Delhi, Nov 30
An Indian researcher has developed a unique innovation of a prototype of a smart system that can protect power grids from short-circuits by either automatically diverting the current into a parallel shunt (external resistance to bypass maximum current) or limiting a current surge by developing high resistance in the current path.
Short-circuit situations also often occur in power distribution networks like power grids, resulting in huge current surges that can damage the power grids as they are not designed to handle the large surge current. These surges (fault current) damage the power grids causing major economic loss and disruption in the electricity supply.
In recent years a new fault current limiter technology has been developed, namely, using superconductors. These are called as superconducting fault current limiters (SCFL). This technology developed is based on the property of superconductors offering zero resistance to currents up to a threshold current value, namely, the critical current. At currents beyond the critical current, the resistance of the superconductor becomes high. Thus, the SCFL’s operating principle is that when the fault current exceeds the critical current of the superconductor, its resistance becomes high. This reduces the fault current, and when the fault current reduces below the threshold critical current, the normal zero resistance mode offering operation returns. The SCFL is energy efficient in its operation. Companies in the west are already investing in superconducting fault current limiters (SCFL) technology. However, they are expensive, with an approximate cost of each superconducting fault current limiter being in the range of Euro 1 million ~ Rupees 8,00,00,000 (Eight crores).

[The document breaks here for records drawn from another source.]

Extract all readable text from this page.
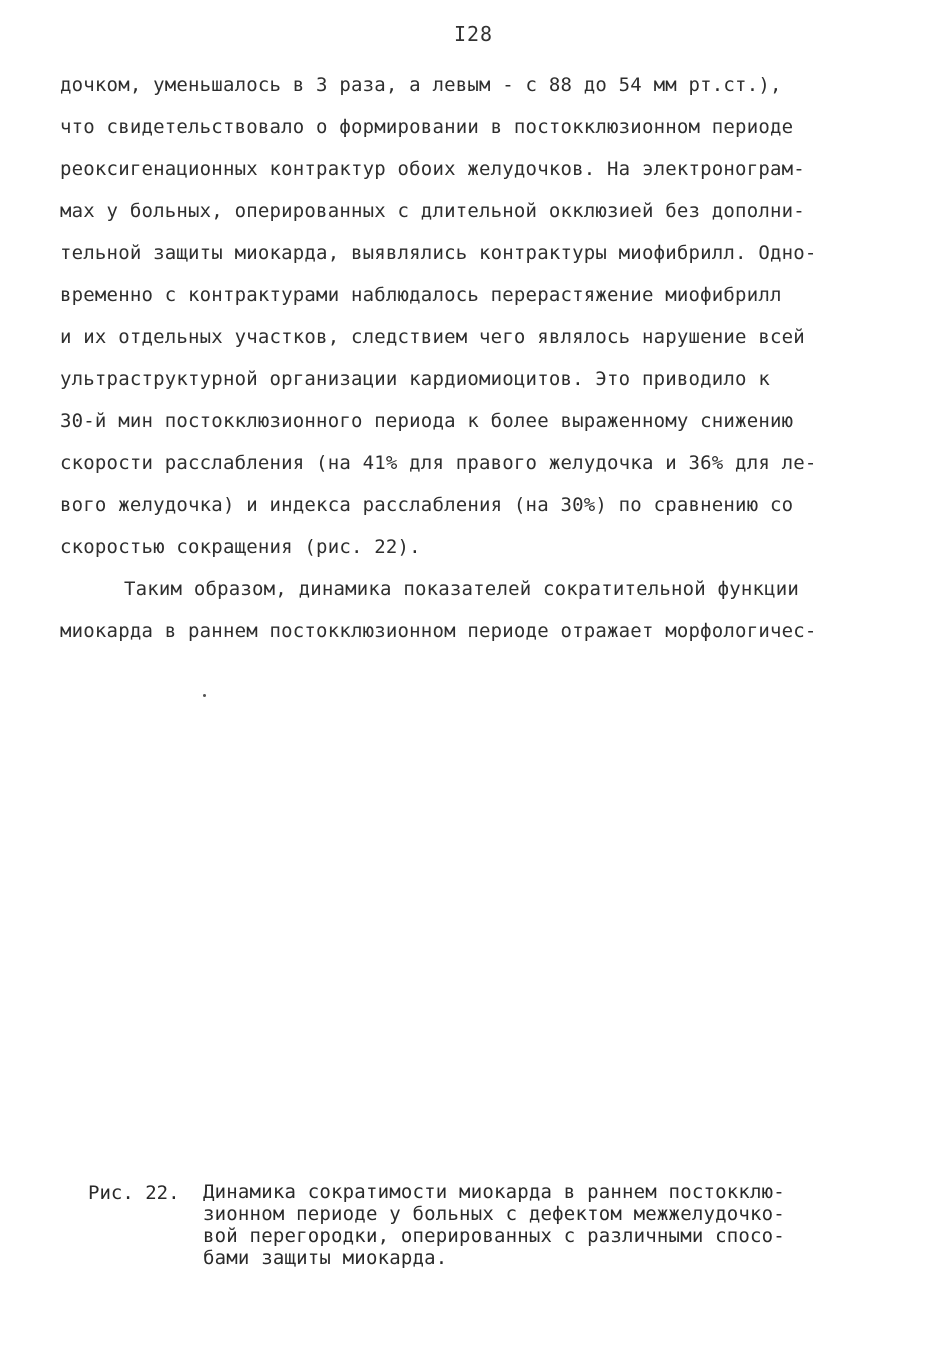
I28
дочком, уменьшалось в 3 раза, а левым - с 88 до 54 мм рт.ст.),
что свидетельствовало о формировании в постокклюзионном периоде
реоксигенационных контрактур обоих желудочков. На электронограм-
мах у больных, оперированных с длительной окклюзией без дополни-
тельной защиты миокарда, выявлялись контрактуры миофибрилл. Одно-
временно с контрактурами наблюдалось перерастяжение миофибрилл
и их отдельных участков, следствием чего являлось нарушение всей
ультраструктурной организации кардиомиоцитов. Это приводило к
30-й мин постокклюзионного периода к более выраженному снижению
скорости расслабления (на 41% для правого желудочка и 36% для ле-
вого желудочка) и индекса расслабления (на 30%) по сравнению со
скоростью сокращения (рис. 22).
Таким образом, динамика показателей сократительной функции
миокарда в раннем постокклюзионном периоде отражает морфологичес-
Рис. 22. Динамика сократимости миокарда в раннем постокклю-
зионном периоде у больных с дефектом межжелудочко-
вой перегородки, оперированных с различными спосо-
бами защиты миокарда.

Prof. Satyajit Banerjee from the Indian Institute of Technology Kanpur (IIT Kanpur) and his group (Md. Arif Ali) have indigenously developed a unique innovation of a prototype of a Smart Superconducting Fault Current Limiter (SCFLsm), which has a circuit wherein a superconducting element has an array of hall sensors distributed around the superconductor.

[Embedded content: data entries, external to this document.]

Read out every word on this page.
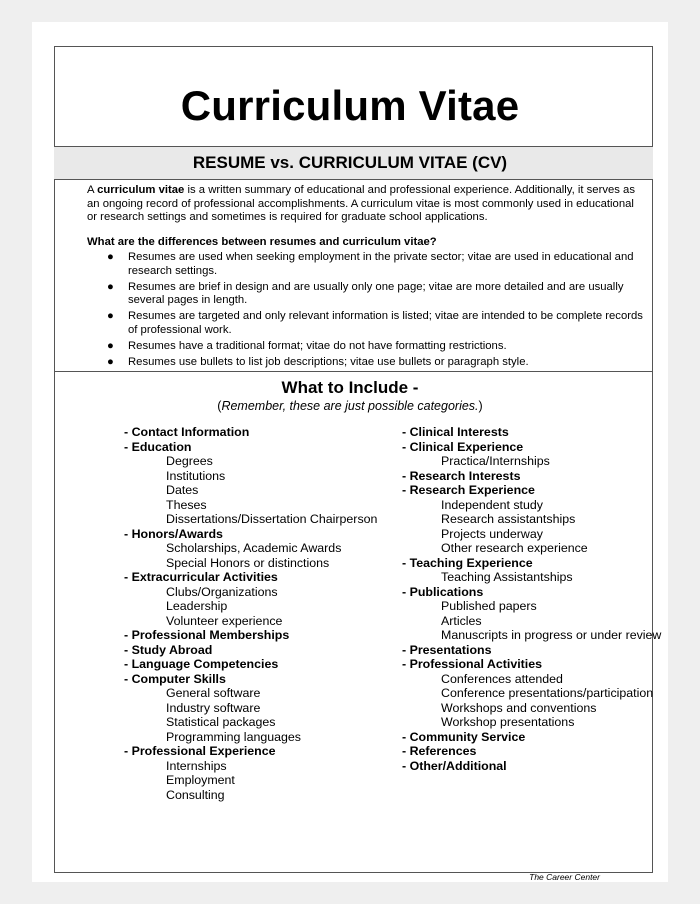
Curriculum Vitae
RESUME vs. CURRICULUM VITAE (CV)
A curriculum vitae is a written summary of educational and professional experience. Additionally, it serves as an ongoing record of professional accomplishments. A curriculum vitae is most commonly used in educational or research settings and sometimes is required for graduate school applications.
What are the differences between resumes and curriculum vitae?
● Resumes are used when seeking employment in the private sector; vitae are used in educational and research settings.
● Resumes are brief in design and are usually only one page; vitae are more detailed and are usually several pages in length.
● Resumes are targeted and only relevant information is listed; vitae are intended to be complete records of professional work.
● Resumes have a traditional format; vitae do not have formatting restrictions.
● Resumes use bullets to list job descriptions; vitae use bullets or paragraph style.
What to Include -
(Remember, these are just possible categories.)
- Contact Information
- Education
Degrees
Institutions
Dates
Theses
Dissertations/Dissertation Chairperson
- Honors/Awards
Scholarships, Academic Awards
Special Honors or distinctions
- Extracurricular Activities
Clubs/Organizations
Leadership
Volunteer experience
- Professional Memberships
- Study Abroad
- Language Competencies
- Computer Skills
General software
Industry software
Statistical packages
Programming languages
- Professional Experience
Internships
Employment
Consulting
- Clinical Interests
- Clinical Experience
Practica/Internships
- Research Interests
- Research Experience
Independent study
Research assistantships
Projects underway
Other research experience
- Teaching Experience
Teaching Assistantships
- Publications
Published papers
Articles
Manuscripts in progress or under review
- Presentations
- Professional Activities
Conferences attended
Conference presentations/participation
Workshops and conventions
Workshop presentations
- Community Service
- References
- Other/Additional
The Career Center
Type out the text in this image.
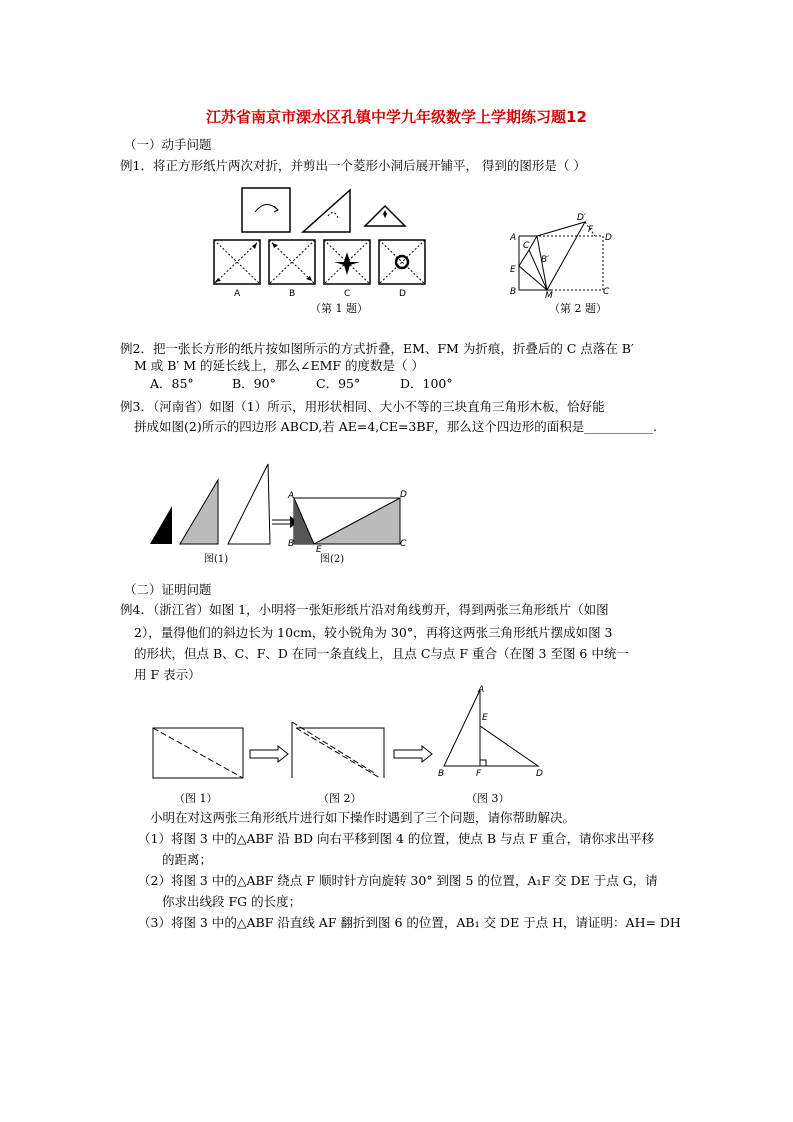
江苏省南京市溧水区孔镇中学九年级数学上学期练习题12
（一）动手问题
例1．将正方形纸片两次对折，并剪出一个菱形小洞后展开铺平， 得到的图形是（ ）
A	B	C	D
（第 1 题）
A
D′
F
D
C
E
B′
B	M	C
（第 2 题）
例2．把一张长方形的纸片按如图所示的方式折叠，EM、FM 为折痕，折叠后的 C 点落在 B′
M 或 B′ M 的延长线上，那么∠EMF 的度数是（ ）
A．85°	B．90°	C．95°	D．100°
例3．（河南省）如图（1）所示，用形状相同、大小不等的三块直角三角形木板，恰好能
拼成如图(2)所示的四边形 ABCD,若 AE=4,CE=3BF，那么这个四边形的面积是___________.
A	D
B
E
C
图(1)	图(2)
（二）证明问题
例4．（浙江省）如图 1，小明将一张矩形纸片沿对角线剪开，得到两张三角形纸片（如图
2），量得他们的斜边长为 10cm，较小锐角为 30°，再将这两张三角形纸片摆成如图 3
的形状，但点 B、C、F、D 在同一条直线上，且点 C与点 F 重合（在图 3 至图 6 中统一
用 F 表示）
A
E
B	F	D
（图 1）	（图 2）	（图 3）
小明在对这两张三角形纸片进行如下操作时遇到了三个问题，请你帮助解决。
（1）将图 3 中的△ABF 沿 BD 向右平移到图 4 的位置，使点 B 与点 F 重合，请你求出平移
的距离；
（2）将图 3 中的△ABF 绕点 F 顺时针方向旋转 30° 到图 5 的位置，A₁F 交 DE 于点 G，请
你求出线段 FG 的长度；
（3）将图 3 中的△ABF 沿直线 AF 翻折到图 6 的位置，AB₁ 交 DE 于点 H，请证明：AH= DH
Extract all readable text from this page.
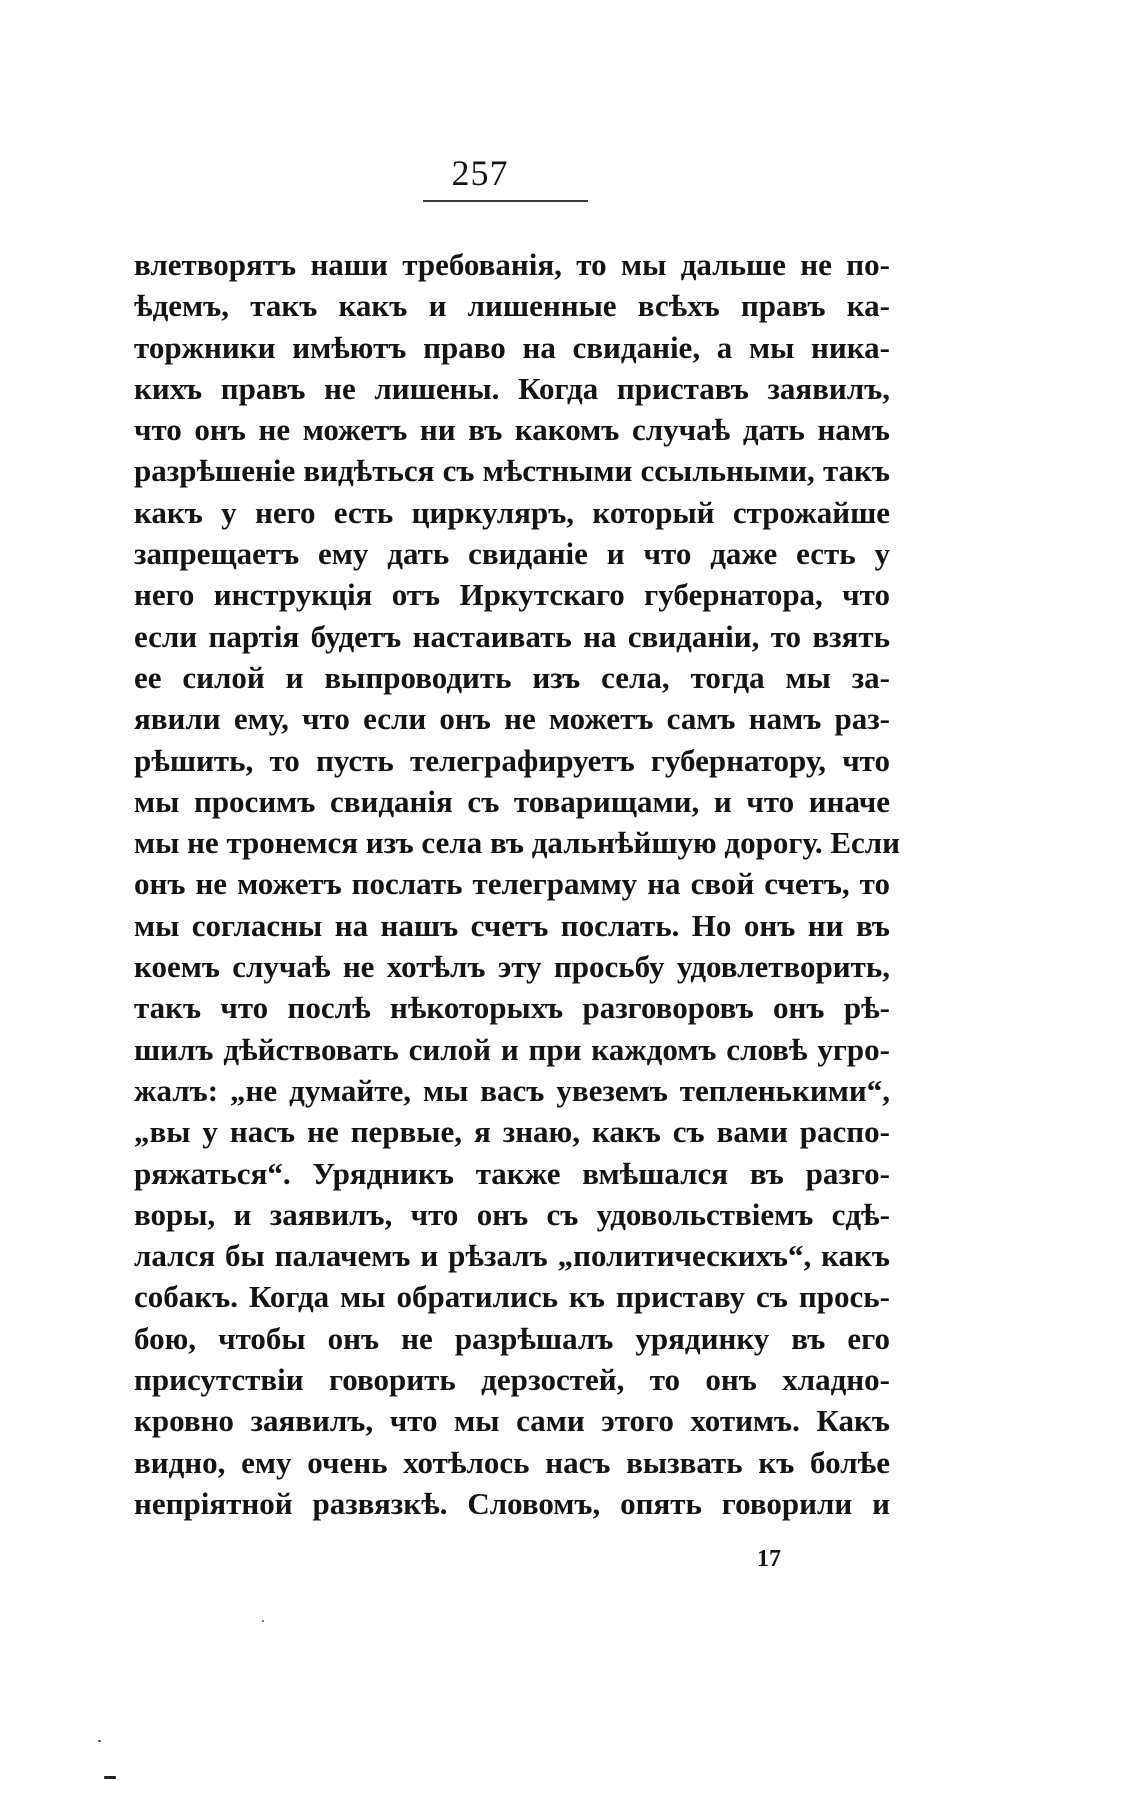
257
влетворятъ наши требованія, то мы дальше не по-
ѣдемъ, такъ какъ и лишенные всѣхъ правъ ка-
торжники имѣютъ право на свиданіе, а мы ника-
кихъ правъ не лишены. Когда приставъ заявилъ,
что онъ не можетъ ни въ какомъ случаѣ дать намъ
разрѣшеніе видѣться съ мѣстными ссыльными, такъ
какъ у него есть циркуляръ, который строжайше
запрещаетъ ему дать свиданіе и что даже есть у
него инструкція отъ Иркутскаго губернатора, что
если партія будетъ настаивать на свиданіи, то взять
ее силой и выпроводить изъ села, тогда мы за-
явили ему, что если онъ не можетъ самъ намъ раз-
рѣшить, то пусть телеграфируетъ губернатору, что
мы просимъ свиданія съ товарищами, и что иначе
мы не тронемся изъ села въ дальнѣйшую дорогу. Если
онъ не можетъ послать телеграмму на свой счетъ, то
мы согласны на нашъ счетъ послать. Но онъ ни въ
коемъ случаѣ не хотѣлъ эту просьбу удовлетворить,
такъ что послѣ нѣкоторыхъ разговоровъ онъ рѣ-
шилъ дѣйствовать силой и при каждомъ словѣ угро-
жалъ: „не думайте, мы васъ увеземъ тепленькими“,
„вы у насъ не первые, я знаю, какъ съ вами распо-
ряжаться“. Урядникъ также вмѣшался въ разго-
воры, и заявилъ, что онъ съ удовольствіемъ сдѣ-
лался бы палачемъ и рѣзалъ „политическихъ“, какъ
собакъ. Когда мы обратились къ приставу съ прось-
бою, чтобы онъ не разрѣшалъ урядинку въ его
присутствіи говорить дерзостей, то онъ хладно-
кровно заявилъ, что мы сами этого хотимъ. Какъ
видно, ему очень хотѣлось насъ вызвать къ болѣе
непріятной развязкѣ. Словомъ, опять говорили и
17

This circuit is connected in parallel to a low resistance shunt through a switch. The array of hall sensors allows continuous monitoring of current flowing through different regions of the superconductor used in the SCFLsm. Precise and continuous motoring of the current through the fault limiting superconducting element can trigger automatic action, like, diverting the current into a parallel shunt and protecting the grid. This smart aspect of the SCFLsm is that it allows for fault limiting action at any user-settable, predetermined threshold value of current flowing through the SCFLsm. This feature is unlike a conventional SCFL where fault limiting action sets in only the critical current value, which is fixed by the material of the superconductor and the processing it underwent during the synthesis of the superconductor.

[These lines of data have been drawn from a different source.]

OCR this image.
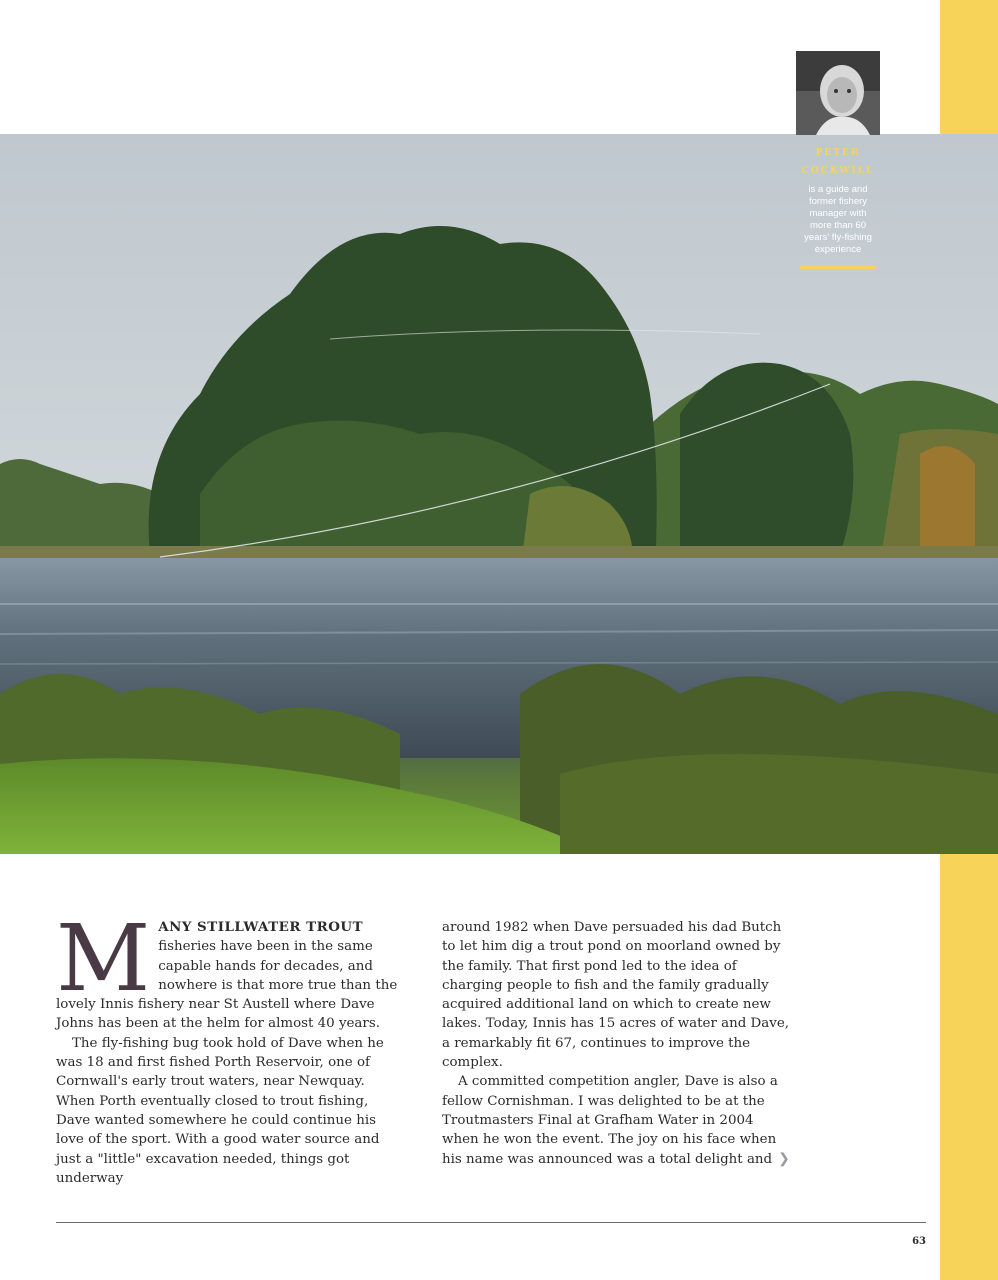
PETER

COCKWILL

is a guide and former fishery manager with more than 60 years' fly-fishing experience

MANY STILLWATER TROUT fisheries have been in the same capable hands for decades, and nowhere is that more true than the lovely Innis fishery near St Austell where Dave Johns has been at the helm for almost 40 years.

The fly-fishing bug took hold of Dave when he was 18 and first fished Porth Reservoir, one of Cornwall's early trout waters, near Newquay. When Porth eventually closed to trout fishing, Dave wanted somewhere he could continue his love of the sport. With a good water source and just a "little" excavation needed, things got underway

around 1982 when Dave persuaded his dad Butch to let him dig a trout pond on moorland owned by the family. That first pond led to the idea of charging people to fish and the family gradually acquired additional land on which to create new lakes. Today, Innis has 15 acres of water and Dave, a remarkably fit 67, continues to improve the complex.

A committed competition angler, Dave is also a fellow Cornishman. I was delighted to be at the Troutmasters Final at Grafham Water in 2004 when he won the event. The joy on his face when his name was announced was a total delight and ❯

63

Another advantage is that the SCFLsm allows for the continuous monitoring and mapping of the current distribution across the superconductor used inside it. This enables the direct visualization of any instability setting in the SCFLsm during its operation. If any instability sets in the superconductor while the SCFLsm is operating at high currents, the mapping technology will detect its development. Subsequently, corrective action can be initiated to divert the current from the superconductor and protect the SCFL. Thus the common problem of failures of the superconductors experienced in conventional SCFL’s can be mitigated. The operation of this SCFLsm is completely automatic and independent of any manual intervention for resetting the system after a fault.
The technology developed with support from the Advanced Manufacturing Technologies Program of the Department of Science & Technology (DST), Government of India is in the 4th stage of Technology Readiness level, and a national patent has also been filed for the same. The prototype can be incorporated in any of the large power sector companies who are working with their standard superconducting fault current limiters.
Prof. Banerjee further plans to develop more efficient, large current automatic compact switches to divert current between superconductors to shunt. This will help diversion of the faulty as soon as it is detected by the smart sensors built into his SCFCLsm prototype.
He also plans to develop predictive (intelligence) capability in his smart SCFL to automatically detect when one is nearing the threshold of formation of instability in the superconducting element or even to detect when the system is approaching the stage of fault occurrence. In this situation, the system will develop smartness and have sensors that will impart it something akin to intelligence to take rudimentary decisions.